After witnessing folk traditions of Rajasthan, Assam, Bengal, Gujarat and Goa over the past four years, The National Centre for the Performing Arts, NCPA, India's premiere art and culture institutions will showcase narrative traditions from Rajasthan which have never been performed on stage, as part of the NCPA Living Traditions: Festival of Indian Folk Forms on March 1 &2, 2013, 7 pm, Experimental Theatre, NCPA.
This two-day festival will attempt to provide a glimpse into the myriad forms and structures of these performances, often defined as oral epics or heroic ballads, specially designed and curated for this event. In order to source talented musicians from the communities of Manganiar and Langa, who inhabit across the remote corners of the desert of Rajasthan, the NCPA conducted auditions in Jodhpur in collaboration with Dr.
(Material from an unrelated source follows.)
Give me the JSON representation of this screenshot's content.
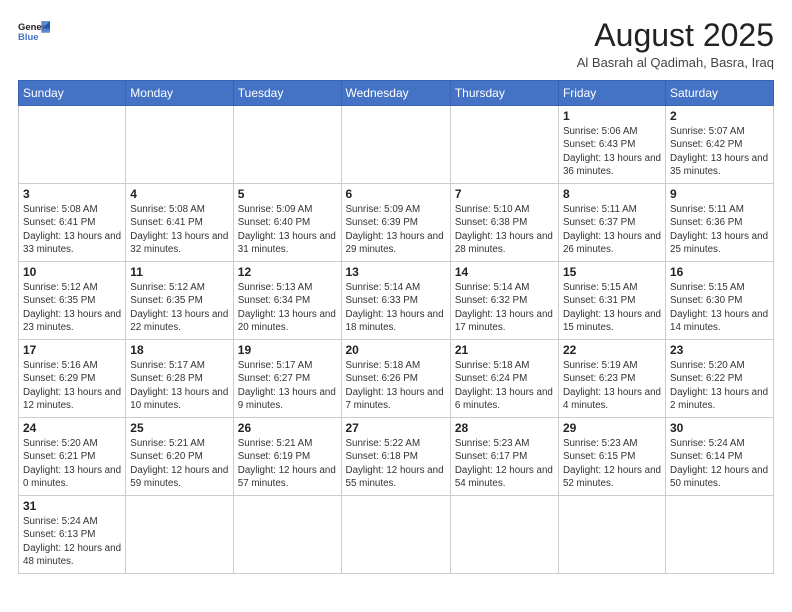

Shubha Chaudhari, Director at the Archives and Research Centre for Ethnomusicology of the American Institute of Indian Studies, selecting 11 musicians who will present the repertoire. This is the first time that the Living Tradition series has conducted auditions to select performing musicians.
The Manganiars and Langas of Western Rajasthan have long been known for their rich vocal repertoire, highly accessible music and stage presence. These have made them very popular on the urban stage in the past decade. However, it is only part of the repertoire that has developed for stage, and thus little of the repertoire gets heard by urban audiences. Not all Manganiars and Langas are globe trotters and fusion artistes. This tradition is alive in the villages, and is part of the jajmani system, where musicians are attached to their jajmans or patrons and perform musical duties for them in exchange for support in cash and kind. There are songs for all life cycle events, of which the halariyas for birth and the vast repertoire of wedding songs have largely contributed to the stage music. They also sing devotional songs, panegyric ballads to the Rajput patrons, and a host of other genres.
An area that is less known and explored is the ballads, the vartas and kathas which are the basis of many songs. Among the Manganiars as well as the Langas there is the rich storytelling tradition of what they call vartas and kathas, which is a blend of narration and song. These in many cases, have yielded compositions which are now performed as songs. Western Rajasthan also shares with Sindh oral epics such as Sassi Punnu and Umar Marvi. Besides it has its own similar oral epics or ballads such as the Dhola Maru, Rupanderibel, and so on. The singing is accompanied by instruments, like the sindhi sarangi, kamaicha, and murli.
March 1 will feature the Manganiars with the katha sand ballads such as Dhola Maru. March 2 will feature the Sarangiya Langas with the varta story telling form which intersperses narration and song. This day will also feature an unusual performance of the Surnaiya Langas who play only wind instruments. This is a ballad form which is sung and played on the murli. Performing Artistes include: Sankara Khan - Narrator; Chanan Khan - kamaicha and vocal; Multan Khan - vocal; Hakam Khan - vocal and kamaicha; Kadar Khan - vocal and sindhi sarangi; Jameen Khan - vocal; Asghar Khan - vocal; Ilahu Khan - vocal and algoza; Murad Khan - vocal and algoza; Kutla Khan - dholak; Ramzan Khan - ghara. Speaking on the occasion, Dr. Suvarnalata Rao, Head - Programming (Indian Music), NCPA, says, "Our focus this year is on a different Rajasthan - on the lesser-known and lesser-seen traditions. The genres that we look at in Living Traditions are not really mainstream in the sense that not everyone is familiar with the repertoire which is actually part of musicians' hereditary repertoire.